A review by member Croy Thomson of the talk on the 24th January 2024

                               Stephen Venables: Everest East Side Story

A fortnight ago, the Society talk was from a man drawn towards gravity; this week the speaker has spent a lifetime defying it.

The Chair, Campbell Forrest, introduced Stephen Venables, former President of the Alpine Club and South Georgia Association, a man who abandoned a possible career in theatre to pursue mountaineering (the words High and Drama seem apt: here is the first Brit to climb Everest without additional oxygen).

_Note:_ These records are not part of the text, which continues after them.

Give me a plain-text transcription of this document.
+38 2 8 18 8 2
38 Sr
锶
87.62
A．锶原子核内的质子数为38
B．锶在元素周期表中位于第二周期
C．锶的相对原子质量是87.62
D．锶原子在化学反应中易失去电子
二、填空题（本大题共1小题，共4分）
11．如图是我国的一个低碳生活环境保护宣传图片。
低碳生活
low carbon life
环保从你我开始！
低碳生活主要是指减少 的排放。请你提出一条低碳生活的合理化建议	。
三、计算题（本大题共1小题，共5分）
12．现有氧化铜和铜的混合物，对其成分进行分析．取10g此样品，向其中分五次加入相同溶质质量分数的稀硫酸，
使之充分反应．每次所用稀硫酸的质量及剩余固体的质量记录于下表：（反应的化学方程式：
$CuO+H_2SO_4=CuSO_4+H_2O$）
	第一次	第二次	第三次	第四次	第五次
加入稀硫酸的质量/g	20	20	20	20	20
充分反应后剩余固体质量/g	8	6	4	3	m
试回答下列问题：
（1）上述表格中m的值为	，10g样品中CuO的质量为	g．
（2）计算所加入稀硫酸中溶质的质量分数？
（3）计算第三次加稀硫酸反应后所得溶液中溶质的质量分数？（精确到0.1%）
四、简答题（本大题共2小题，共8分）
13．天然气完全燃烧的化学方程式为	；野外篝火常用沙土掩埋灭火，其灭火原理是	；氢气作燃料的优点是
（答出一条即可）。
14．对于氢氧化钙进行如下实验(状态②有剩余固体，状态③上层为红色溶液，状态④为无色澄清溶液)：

From start to finish the audience were, appropriately enough, gripped. A quick walk in through Stephen’s schooldays in England, at a school where fabled climbing pioneer George Mallory studied and taught, began to shape the context of the evening’s journey to planet’s highest peak.

Characters of note abounded: meet Radhanath Sikdar the Indian mathematician who accurately calculated the height of Mount Everest as long ago as 1852 (satellites, who needs them?); brilliant Aberdonian scientist-climber Alexander Kellas; the developers of early portable oxygen cylinders (operated via “much palaver”); Norton and Somervell who went within 800 feet of Everest’s summit in 1924 without any of that “oxygen nonsense”.

Stephen’s images were almost literally breathtaking, their impact enhanced by his dimming of the hall lights. We were transported to Tibet’s Kama Valley, through fields of gentians and the giant lilies of the Himalaya (and suburban Edinburgh, evidently). We were kept moving along enjoyably faster than the one-mile-a-day pace Stephen endured on his way into Kangshung. Yaks just don’t have the Scottish work ethic.

Crux of the talk was the 1988 expedition, celebrating the 35th anniversary of Hillary and Tenzing’s ascent. The higher Stephen took us, the greater the appreciation of the rigours of survival at an altitude of 29,000 feet. We learned what might well constitute true courage (the compelling answer was perhaps not what you would expect). We saw what pro climbers look like after going to the limit.

Among many lighter notes we discovered exactly where to go for an avalanche. We now know the proper but never accepted pronunciation of “Everest” (“Eve” not “Evv”), and why mountaineers seldom say, “I wish we’d set off a bit later.” It was all mesmerising stuff, unpacked direct from Stephen’s years of experience. He was articulate, enthralling and entertaining – one particular remark about the ’88 expedition, “The climbing was magnificent: you could almost have been in Cairngorm,” earned happy laughter. As implied by the West Side Story reference in the title, this talk was really a love letter to mountains and mountaineering. There can be few infatuations so seductive. Or dangerous.

This inspiring talk lasted just over an hour, which is as long as it takes to walk 60 metres when up on Everest’s less-travelled East Side. Phew. Cue long applause, and thanks to the Committee.

Q&A samples: Q: What do you think of 21st century Everest mountain tourism? – A: “It’s not mountaineering, it’s a business transaction.”

Q: Did summiting Everest change you?” – A: “Yes. My wife says it made me a much nicer man!”

Q: Have you ever seen a yeti? – A: “No, not as yeti.”

Q: What music did you listen to on your Walkman on the ’88 expedition? – A: … to this one I’m pretty sure Stephen replied, “Brahms & Liszt”, but maybe that was me thinking of the drinks afterwards …(ed. Liszt Piano Sonata, and Brahms Horn Trio)

Stephen recommends reading ‘Into The Silence’ by Wade Davis (Subtitled The Great War, Mallory and the Conquest of Everest). I recommend any of Stephen’s own books, as well as the online edition of his talk. Let’s all savour the oxygen of knowledge.